The second of the landlord's responsibilities is "fit for habitation". The Oxford English Dictionary defines "habitation" as "the action of dwelling in or inhabiting as a place of residence; occupancy by inhabitants" and one of the examples given is "the premises to be closed ... until they were made fit for human habitation", and the word "fit" is defined as "suitable or well adapted for".
It is trite law that in the absence of an express covenant there is no obligation on the part of the landlord of an unfurnished house or apartment to keep it in repair, and there is no implied covenant by the landlord that it is or shall continue to be reasonably fit for occupation: see Woodfall on Landlord and Tenant, 25th ed., p. 772, and Williams, Canadian Law of Landlord and Tenant, 2nd ed., p. 346; see also Manchester v. Dixie Cup Co. (Canada) Ltd.,  1 D.L.R. 19,  O.R. 686, and St. George Mansions Ltd. v. Hetherington (1918), 41 D.L.R. 614, 42 O.L.R. 10; also Parks v. Hammond, , 2 D.L.R. 679, O.W.N. 383.
This does not, in my opinion, bring the case within the rule applied in Davey v. Christo,, 36O.L.14. 123, 28 D.L.R. 447, following Smith v. Marrable, 11 M. & W. 5, and Wilson v. Finch Hatton, 2 Ex. D. 336, 344. The former was the case of the letting of a furnished house. The cases are fully collected and considered in Davey v. Christο ', where the rule was applied to the case οf a furnished theatre.
St. George Mansions Limited v. Hetherington,
The "Residential Tenancies Act" (RTA) at s 20(1) makes a residential landlord responsible for providing and maintaining a residential complex, including the rental units in it, in a good state of repair and fit for habitation and for complying with health, safety, housing and maintenance standards.
An English decision rendered in 1943, "Summers v. Salford Corp". held that fit for habitation meant
if the state of disrepair is such that by ordinary use, damage may naturally be caused to the occupier, either in respect of personal injury to life or limb or injury to health, the house is considered not reasonably fit for habitation.

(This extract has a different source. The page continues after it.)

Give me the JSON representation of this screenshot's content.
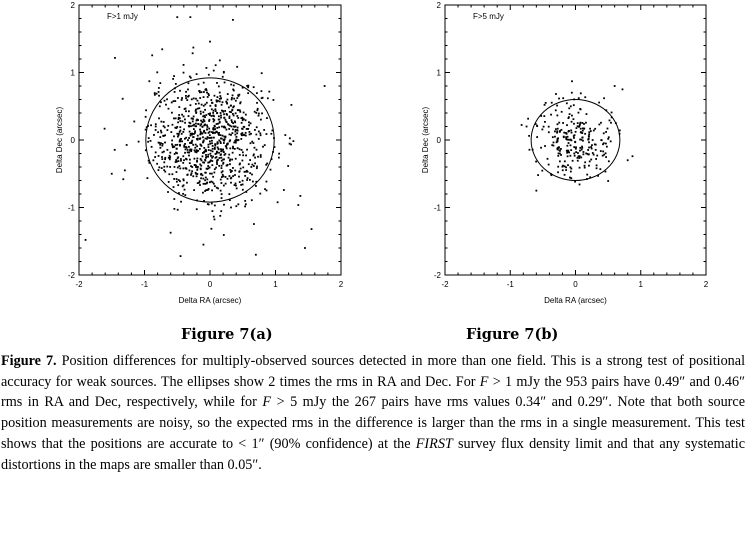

The responsibility is not however absolute or strict. This means that the landlord is not liable or in breach of this obligation the moment a rental unit becomes unfit for habitation by some development. The situation or development must first be brought to the attention of the landlord. At that moment the landlord is judged by whether they took all reasonable measures to address and remedy the problem. Reasonable steps is measured by an objective standard of what is an appropriate method to remedy the problem. The speed at which the landlord deals with the problem is also a factor. Doing nothing is a breach unless there are valid reasons why they could not do so by reasons beyond their control.
The Ontario Court of Appeal (OCA) made this clear in Onyskiw v. CJM Property Management Ltd. The facts were that the tenants in a residential building sought an abatement of rent based on s. 20 of the RTA. The building was six stories high. The elevator in the building broke down in late November 2012 due to a latent defect in the brake drum. The landlord had had the elevator under a maintenance contract leading to regular and proper repairs being made. The elevator had passed all inspections prior to its breaking down.
The elevator was out of commision for ninety-eight (98) days. This was an obvious inconvenience to the tenants. The elderly tenants and those with mobility issues had great difficulty living in the building. The landlord hired runners to assist them and purchased an evacuation chair in case of emergencies.
A further delay was caused by a strike of elevator technicians.